Oct 7, 2019

The DNA clouds that shield unkillable tardigrades from radiation

Posted by in categories: biotech/medical, space

It takes something truly extraordinary, like maybe the death of the Sun, to kill the near-indestructible invertebrate known as the tardigrade. Crash-landings on the Moon, a lack of oxygen and conditions in the darkest corners of the ocean don’t appear pose a threat to this critter’s livelihood.
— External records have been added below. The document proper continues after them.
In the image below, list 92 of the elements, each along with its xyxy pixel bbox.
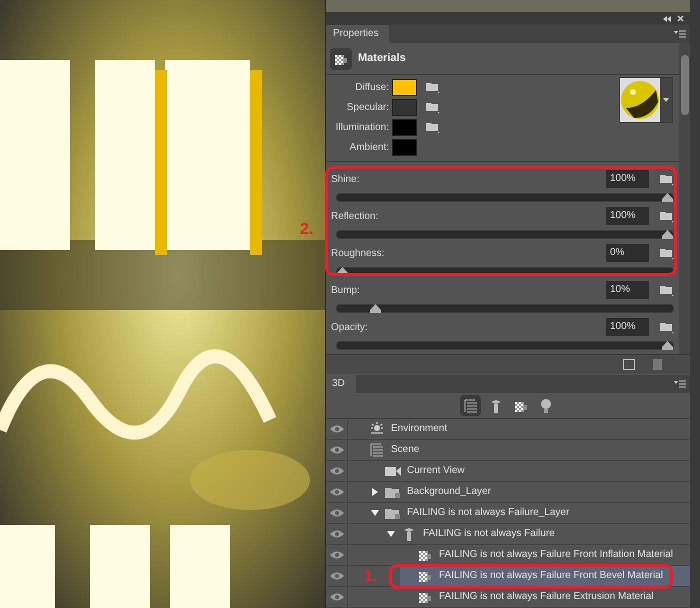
eye-icon[interactable] bbox=[328, 424, 344, 434]
slider-track[interactable] bbox=[336, 230, 674, 239]
slider-thumb[interactable] bbox=[662, 193, 673, 202]
filter-button[interactable] bbox=[460, 395, 481, 416]
slider-track[interactable] bbox=[336, 341, 674, 350]
color-swatch[interactable] bbox=[392, 78, 417, 96]
eye-icon[interactable] bbox=[328, 487, 344, 497]
tree-item-label: FAILING is not always Failure bbox=[422, 528, 555, 540]
tree-item-label: FAILING is not always Failure_Layer bbox=[406, 507, 570, 519]
folder-icon[interactable] bbox=[659, 320, 675, 334]
tree-item-label: Background_Layer bbox=[406, 486, 491, 498]
value-field[interactable]: 10% bbox=[606, 281, 649, 299]
folder-icon[interactable] bbox=[425, 80, 441, 94]
folder-icon bbox=[384, 506, 402, 520]
tree-item-label: Scene bbox=[390, 444, 420, 456]
eye-icon[interactable] bbox=[328, 529, 344, 539]
folder-icon[interactable] bbox=[425, 120, 441, 134]
tree-row[interactable]: FAILING is not always Failure Front Inflation Material bbox=[400, 545, 690, 565]
tree-row[interactable]: FAILING is not always Failure bbox=[384, 524, 690, 544]
folder-icon[interactable] bbox=[659, 283, 675, 297]
hierarchy-icon bbox=[462, 398, 478, 412]
color-swatch[interactable] bbox=[392, 98, 417, 116]
tree-item-label: FAILING is not always Failure Front Inflation Material bbox=[438, 549, 673, 561]
mesh-icon bbox=[490, 398, 502, 412]
dropdown-arrow-icon[interactable] bbox=[663, 98, 669, 102]
folder-icon[interactable] bbox=[659, 246, 675, 260]
material-icon bbox=[418, 548, 432, 562]
slider-label: Shine: bbox=[331, 172, 360, 186]
color-swatch[interactable] bbox=[392, 118, 417, 136]
close-icon[interactable] bbox=[677, 15, 684, 22]
folder-icon[interactable] bbox=[659, 172, 675, 186]
camera-icon bbox=[384, 465, 402, 477]
annotation-label: 2. bbox=[300, 222, 314, 238]
expanded-arrow-icon[interactable] bbox=[371, 509, 379, 517]
tree-row[interactable]: Environment bbox=[352, 419, 690, 439]
menu-icon[interactable] bbox=[674, 380, 686, 388]
swatch-label: Ambient: bbox=[348, 140, 390, 154]
slider-thumb[interactable] bbox=[370, 304, 380, 313]
swatch-label: Illumination: bbox=[334, 120, 390, 134]
tree-row[interactable]: FAILING is not always Failure Extrusion Material bbox=[400, 587, 690, 607]
material-icon-button[interactable] bbox=[330, 48, 352, 70]
eye-icon[interactable] bbox=[328, 571, 344, 581]
eye-icon[interactable] bbox=[328, 592, 344, 602]
mesh-icon bbox=[403, 527, 415, 541]
slider-thumb[interactable] bbox=[662, 230, 673, 239]
value-field[interactable]: 100% bbox=[606, 207, 649, 225]
tree-row[interactable]: Current View bbox=[368, 461, 690, 481]
folder-icon[interactable] bbox=[425, 100, 441, 114]
panel-tab[interactable]: 3D bbox=[326, 375, 356, 393]
eye-icon[interactable] bbox=[328, 508, 344, 518]
menu-icon[interactable] bbox=[674, 30, 686, 38]
slider-label: Opacity: bbox=[331, 320, 369, 334]
material-preview[interactable] bbox=[619, 77, 673, 123]
panel-heading: Materials bbox=[358, 51, 406, 66]
tree-row[interactable]: Background_Layer bbox=[368, 482, 690, 502]
slider-track[interactable] bbox=[336, 304, 674, 313]
expanded-arrow-icon[interactable] bbox=[387, 530, 395, 538]
eye-icon[interactable] bbox=[328, 466, 344, 476]
scrollbar[interactable] bbox=[679, 43, 690, 354]
material-icon bbox=[418, 569, 432, 583]
tree-item-label: Current View bbox=[406, 465, 465, 477]
value-field[interactable]: 100% bbox=[606, 170, 649, 188]
value-field[interactable]: 0% bbox=[606, 244, 649, 262]
folder-icon[interactable] bbox=[659, 209, 675, 223]
folder-icon bbox=[384, 486, 402, 498]
slider-label: Reflection: bbox=[331, 210, 380, 224]
tree-row[interactable]: Scene bbox=[352, 440, 690, 460]
material-icon bbox=[418, 590, 432, 604]
tree-item-label: FAILING is not always Failure Front Bevel Material bbox=[438, 570, 663, 582]
eye-icon[interactable] bbox=[328, 550, 344, 560]
value-field[interactable]: 100% bbox=[606, 318, 649, 336]
color-swatch[interactable] bbox=[392, 138, 417, 156]
swatch-label: Specular: bbox=[346, 100, 390, 114]
slider-label: Roughness: bbox=[331, 246, 386, 260]
bulb-icon[interactable] bbox=[540, 398, 552, 414]
tree-row[interactable]: FAILING is not always Failure_Layer bbox=[368, 503, 690, 523]
hierarchy-icon bbox=[369, 443, 385, 457]
tree-row[interactable]: FAILING is not always Failure Front Bevel Material bbox=[400, 566, 690, 586]
sun-icon bbox=[369, 422, 385, 436]
collapse-icon[interactable] bbox=[663, 16, 671, 22]
annotation-label: 1. bbox=[364, 569, 378, 585]
eye-icon[interactable] bbox=[328, 445, 344, 455]
render-icon[interactable] bbox=[623, 359, 635, 370]
tree-item-label: Environment bbox=[390, 423, 448, 435]
swatch-label: Diffuse: bbox=[354, 80, 390, 94]
slider-track[interactable] bbox=[336, 193, 674, 202]
collapsed-arrow-icon[interactable] bbox=[371, 488, 379, 496]
panel-tab[interactable]: Properties bbox=[326, 25, 389, 43]
tree-item-label: FAILING is not always Failure Extrusion Material bbox=[438, 591, 654, 603]
sphere-icon bbox=[620, 78, 660, 122]
slider-label: Bump: bbox=[331, 284, 361, 298]
slider-thumb[interactable] bbox=[662, 341, 673, 350]
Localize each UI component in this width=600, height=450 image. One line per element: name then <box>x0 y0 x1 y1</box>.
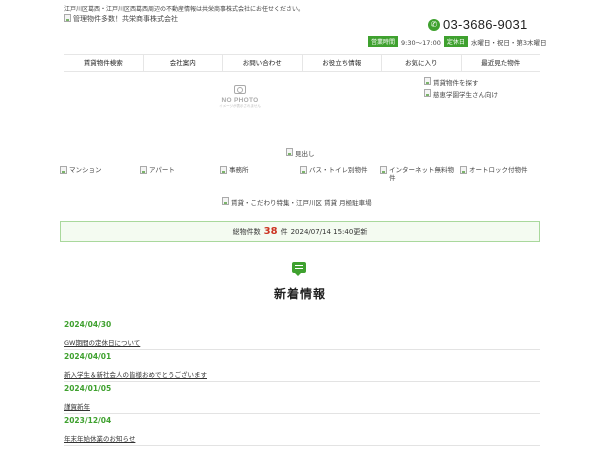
hours-badge: 営業時間 <box>368 36 399 47</box>
broken-image-icon <box>222 197 229 205</box>
category-label: インターネット無料物件 <box>389 166 454 182</box>
category-label: アパート <box>149 166 175 174</box>
broken-image-icon <box>286 148 293 156</box>
feature-banner-link[interactable]: 賃貸・こだわり特集・江戸川区 賃貸 月極駐車場 <box>222 197 372 207</box>
broken-image-icon <box>64 14 71 22</box>
no-photo-text: NO PHOTO <box>221 97 259 104</box>
count-prefix: 総物件数 <box>232 227 261 236</box>
broken-image-icon <box>424 89 431 97</box>
nav-item-useful-info[interactable]: お役立ち情報 <box>303 55 382 71</box>
news-link[interactable]: 新入学生＆新社会人の皆様おめでとうございます <box>64 371 207 379</box>
category-apartment[interactable]: アパート <box>140 166 220 182</box>
heading-image: 見出し <box>286 148 315 158</box>
count-suffix: 件 <box>280 227 288 236</box>
search-rentals-label: 賃貸物件を探す <box>433 79 479 87</box>
news-date: 2024/04/01 <box>64 352 112 361</box>
logo-alt-text: 管理物件多数！共栄商事株式会社 <box>73 15 178 23</box>
news-link[interactable]: 年末年始休業のお知らせ <box>64 435 135 443</box>
list-item: 2024/01/05 謹賀新年 <box>64 382 540 414</box>
count-number: 38 <box>263 226 278 237</box>
nav-item-contact[interactable]: お問い合わせ <box>223 55 303 71</box>
broken-image-icon <box>60 166 67 174</box>
search-rentals-link[interactable]: 賃貸物件を探す <box>424 77 479 87</box>
camera-icon <box>234 85 246 94</box>
news-link[interactable]: 謹賀新年 <box>64 403 90 411</box>
business-hours: 営業時間 9:30～17:00 定休日 水曜日・祝日・第3木曜日 <box>368 36 547 47</box>
property-count-box: 総物件数 38 件 2024/07/14 15:40更新 <box>60 221 540 242</box>
broken-image-icon <box>140 166 147 174</box>
heading-alt: 見出し <box>295 150 315 158</box>
holiday-badge: 定休日 <box>443 36 468 47</box>
category-office[interactable]: 事務所 <box>220 166 300 182</box>
broken-image-icon <box>380 166 387 174</box>
category-label: バス・トイレ別物件 <box>309 166 368 174</box>
category-free-internet[interactable]: インターネット無料物件 <box>380 166 460 182</box>
count-updated: 2024/07/14 15:40更新 <box>290 227 368 236</box>
category-separate-bath[interactable]: バス・トイレ別物件 <box>300 166 380 182</box>
site-tagline: 江戸川区葛西・江戸川区西葛西周辺の不動産情報は共栄商事株式会社にお任せください。 <box>64 6 305 13</box>
category-autolock[interactable]: オートロック付物件 <box>460 166 540 182</box>
category-label: オートロック付物件 <box>469 166 528 174</box>
category-label: マンション <box>69 166 102 174</box>
list-item: 2023/12/04 年末年始休業のお知らせ <box>64 414 540 446</box>
category-links: マンション アパート 事務所 バス・トイレ別物件 インターネット無料物件 オート… <box>60 166 540 182</box>
list-item: 2024/04/01 新入学生＆新社会人の皆様おめでとうございます <box>64 350 540 382</box>
no-photo-subtext: イメージが表示されません <box>219 104 261 108</box>
company-logo-link[interactable]: 管理物件多数！共栄商事株式会社 <box>64 14 178 24</box>
phone-number[interactable]: 03-3686-9031 <box>443 17 528 32</box>
phone-icon: ✆ <box>428 18 440 31</box>
phone-block[interactable]: ✆ 03-3686-9031 <box>428 17 528 32</box>
nav-item-company[interactable]: 会社案内 <box>144 55 223 71</box>
nav-item-property-search[interactable]: 賃貸物件検索 <box>64 55 144 71</box>
student-link[interactable]: 慈恵学園学生さん向け <box>424 89 498 99</box>
category-mansion[interactable]: マンション <box>60 166 140 182</box>
message-icon <box>292 262 306 276</box>
broken-image-icon <box>220 166 227 174</box>
broken-image-icon <box>424 77 431 85</box>
global-nav: 賃貸物件検索 会社案内 お問い合わせ お役立ち情報 お気に入り 最近見た物件 <box>64 54 540 72</box>
list-item: 2024/04/30 GW期間の定休日について <box>64 318 540 350</box>
no-photo-placeholder: NO PHOTO イメージが表示されません <box>218 75 262 119</box>
news-date: 2024/04/30 <box>64 320 112 329</box>
feature-banner-alt: 賃貸・こだわり特集・江戸川区 賃貸 月極駐車場 <box>231 199 372 207</box>
news-link[interactable]: GW期間の定休日について <box>64 339 140 347</box>
category-label: 事務所 <box>229 166 249 174</box>
holiday-value: 水曜日・祝日・第3木曜日 <box>470 38 547 47</box>
news-date: 2024/01/05 <box>64 384 112 393</box>
news-date: 2023/12/04 <box>64 416 112 425</box>
broken-image-icon <box>300 166 307 174</box>
hours-value: 9:30～17:00 <box>401 38 441 47</box>
broken-image-icon <box>460 166 467 174</box>
nav-item-recently-viewed[interactable]: 最近見た物件 <box>462 55 541 71</box>
news-section-title: 新着情報 <box>273 287 326 301</box>
news-list: 2024/04/30 GW期間の定休日について 2024/04/01 新入学生＆… <box>64 318 540 446</box>
student-label: 慈恵学園学生さん向け <box>433 91 498 99</box>
nav-item-favorites[interactable]: お気に入り <box>382 55 462 71</box>
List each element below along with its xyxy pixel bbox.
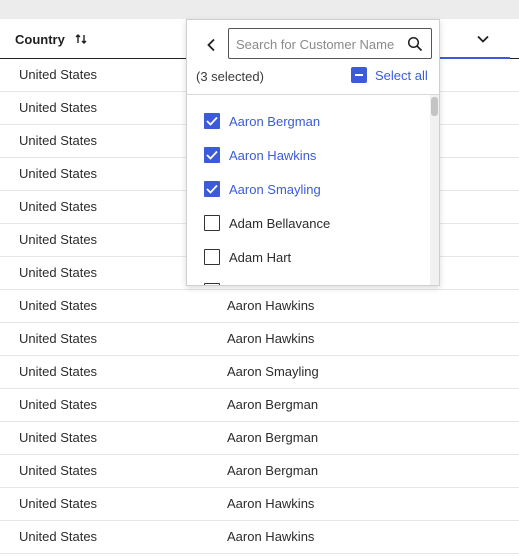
customer-name-filter-trigger[interactable] (440, 19, 510, 59)
filter-option[interactable] (187, 274, 431, 285)
table-row[interactable]: United States Aaron Hawkins (0, 290, 519, 323)
customer-name-cell: Aaron Hawkins (227, 298, 315, 313)
filter-option[interactable]: Adam Hart (187, 240, 431, 274)
country-cell: United States (19, 331, 98, 346)
customer-name-cell: Aaron Bergman (227, 463, 319, 478)
table-row[interactable]: United States Aaron Hawkins (0, 323, 519, 356)
partial-checkbox-icon[interactable] (351, 67, 367, 83)
select-all-label: Select all (375, 67, 428, 83)
table-row[interactable]: United States Aaron Bergman (0, 455, 519, 488)
filter-option-label: Aaron Smayling (229, 181, 321, 197)
country-cell: United States (19, 166, 98, 181)
country-cell: United States (19, 364, 98, 379)
filter-option-label: Aaron Bergman (229, 113, 321, 129)
customer-name-cell: Aaron Bergman (227, 397, 319, 412)
country-column-header[interactable]: Country (15, 19, 87, 59)
customer-name-cell: Aaron Smayling (227, 364, 319, 379)
country-cell: United States (19, 298, 98, 313)
filter-option-label: Adam Bellavance (229, 215, 331, 231)
selected-count: (3 selected) (196, 69, 264, 84)
country-cell: United States (19, 496, 98, 511)
checkbox-checked-icon[interactable] (204, 113, 220, 129)
country-cell: United States (19, 133, 98, 148)
customer-name-cell: Aaron Hawkins (227, 529, 315, 544)
customer-name-filter-dropdown: (3 selected) Select all Aaron BergmanAar… (186, 19, 440, 286)
country-header-label: Country (15, 31, 65, 47)
filter-option[interactable]: Aaron Smayling (187, 172, 431, 206)
table-row[interactable]: United States Aaron Hawkins (0, 521, 519, 554)
scroll-thumb[interactable] (431, 97, 438, 116)
chevron-down-icon[interactable] (476, 32, 490, 46)
country-cell: United States (19, 430, 98, 445)
filter-option[interactable]: Aaron Bergman (187, 104, 431, 138)
country-cell: United States (19, 463, 98, 478)
table-row[interactable]: United States Aaron Smayling (0, 356, 519, 389)
country-cell: United States (19, 397, 98, 412)
back-button[interactable] (201, 35, 221, 55)
table-row[interactable]: United States Aaron Bergman (0, 389, 519, 422)
top-strip (0, 0, 519, 19)
checkbox-empty-icon[interactable] (204, 249, 220, 265)
search-icon[interactable] (407, 36, 423, 52)
country-cell: United States (19, 265, 98, 280)
filter-option-label: Aaron Hawkins (229, 147, 317, 163)
customer-name-cell: Aaron Hawkins (227, 496, 315, 511)
customer-name-cell: Aaron Hawkins (227, 331, 315, 346)
search-box (228, 28, 432, 59)
filter-option[interactable]: Adam Bellavance (187, 206, 431, 240)
scrollbar[interactable] (430, 95, 439, 285)
country-cell: United States (19, 529, 98, 544)
country-cell: United States (19, 100, 98, 115)
select-all-toggle[interactable]: Select all (351, 67, 428, 83)
filter-option-label: Adam Hart (229, 249, 292, 265)
checkbox-checked-icon[interactable] (204, 147, 220, 163)
country-cell: United States (19, 232, 98, 247)
checkbox-empty-icon[interactable] (204, 215, 220, 231)
customer-name-cell: Aaron Bergman (227, 430, 319, 445)
options-list: Aaron Bergman Aaron Hawkins Aaron Smayling… (187, 95, 431, 285)
table-row[interactable]: United States Aaron Bergman (0, 422, 519, 455)
checkbox-checked-icon[interactable] (204, 181, 220, 197)
country-cell: United States (19, 67, 98, 82)
sort-icon[interactable] (75, 33, 87, 45)
chevron-left-icon (207, 38, 215, 52)
country-cell: United States (19, 199, 98, 214)
checkbox-empty-icon[interactable] (204, 283, 220, 285)
table-row[interactable]: United States Aaron Hawkins (0, 488, 519, 521)
filter-option[interactable]: Aaron Hawkins (187, 138, 431, 172)
search-input[interactable] (236, 33, 401, 55)
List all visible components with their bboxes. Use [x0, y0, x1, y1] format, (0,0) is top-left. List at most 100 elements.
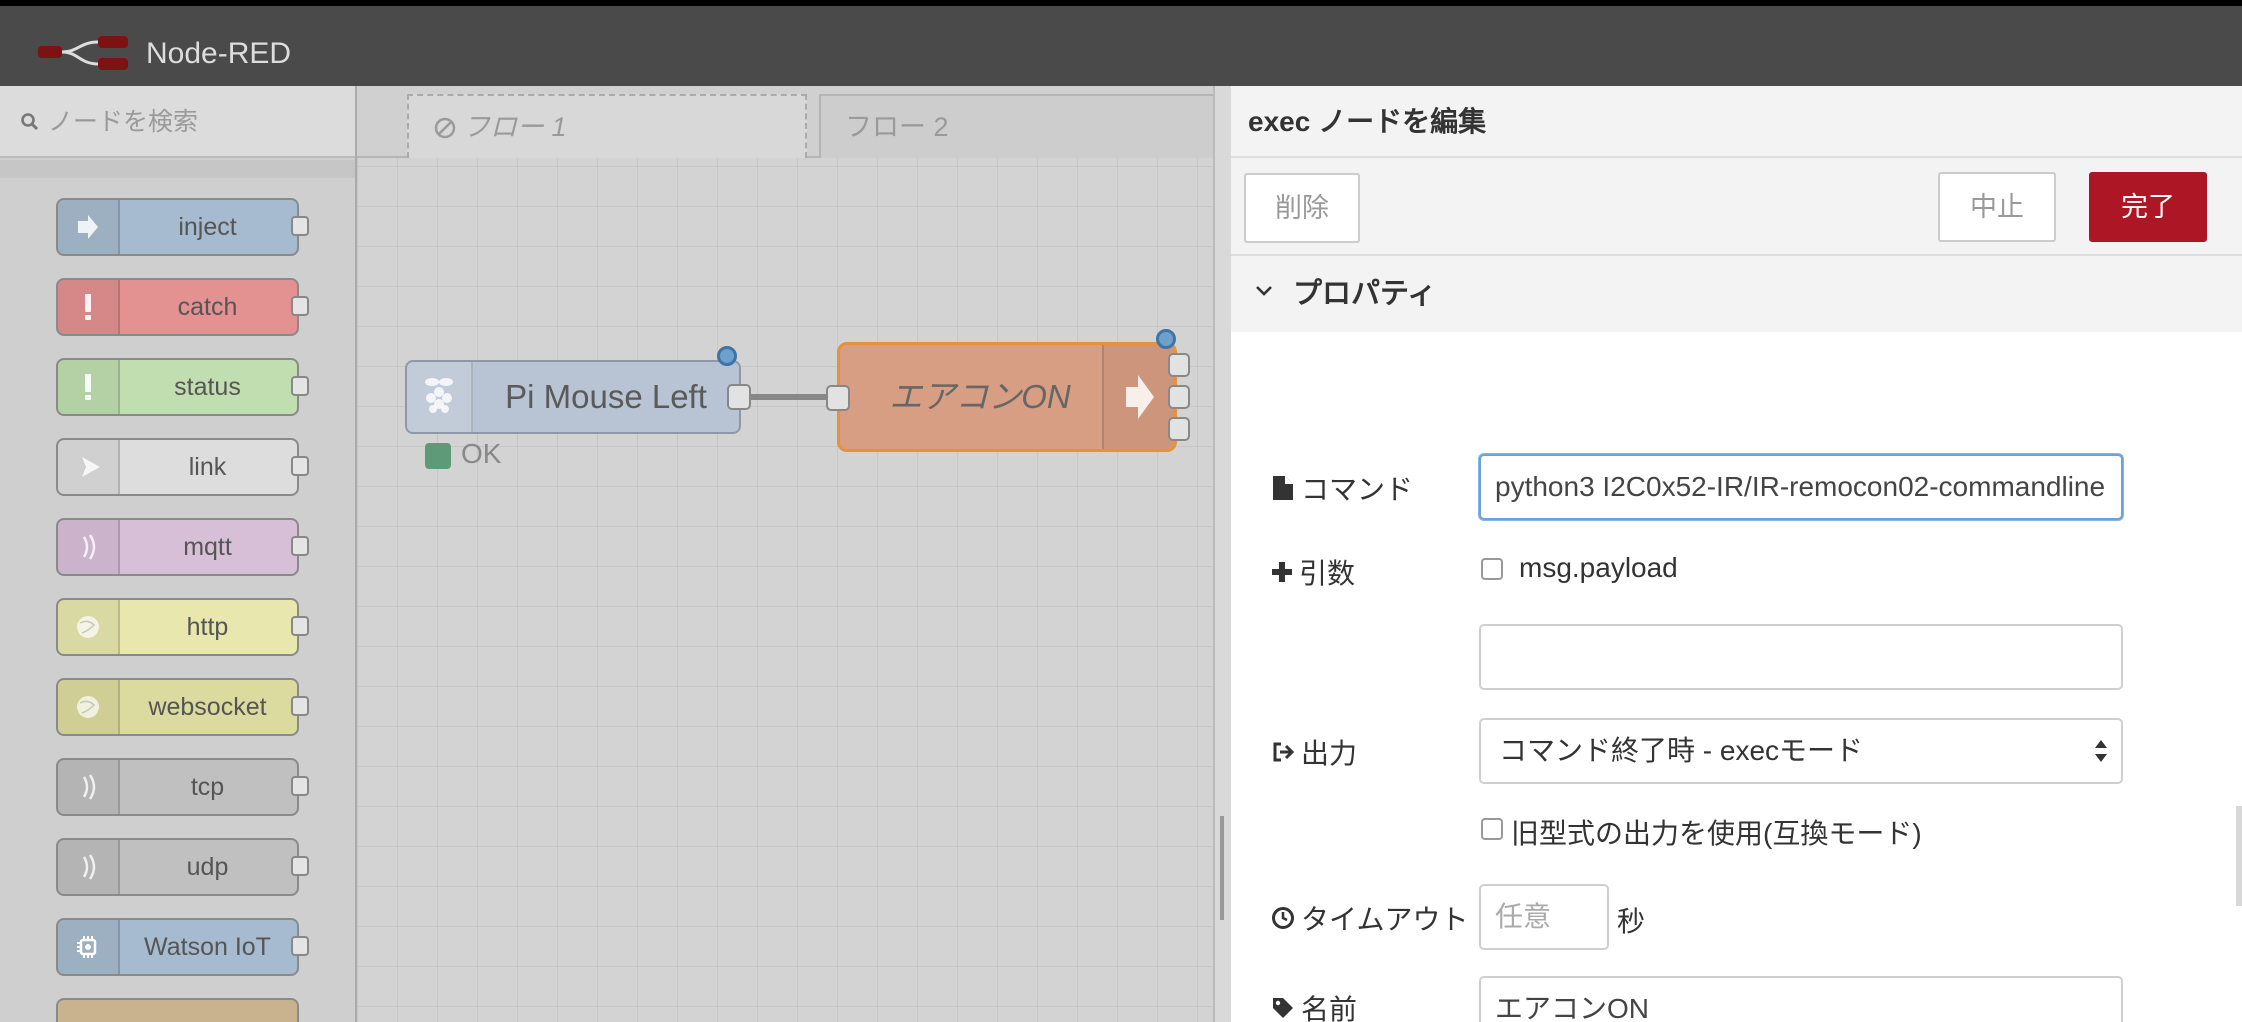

Scientists studying these so-called water bears have uncovered a neat trick they employ to endure inhospitable conditions, using a unique protein to generate protective clouds around their DNA.

Tardigrades measure no more than a millimeter long, but possess an indomitability that would make even nature’s largest and hardiest creatures jealous. Key to their survival is an ability to enter a suspended and extremely dehydrated state of being called anhydrobiosis, in which their metabolism is put on hold until the surrounding conditions are more favorable to a regular life.

This capability has seen tardigrades endure temperatures as high as 150º C (302º F) and as low as −272º C (−457.6º F). It has seen them studied in the vacuum of space and exist amongst intense pressures at the bottom of the ocean. When an Israeli spacecraft carrying tardigrades crash-landed on the Moon in August, it inspired some dramatic headlines around the possibility of the near-indestructible creatures colonizing Earth’s only natural satellite.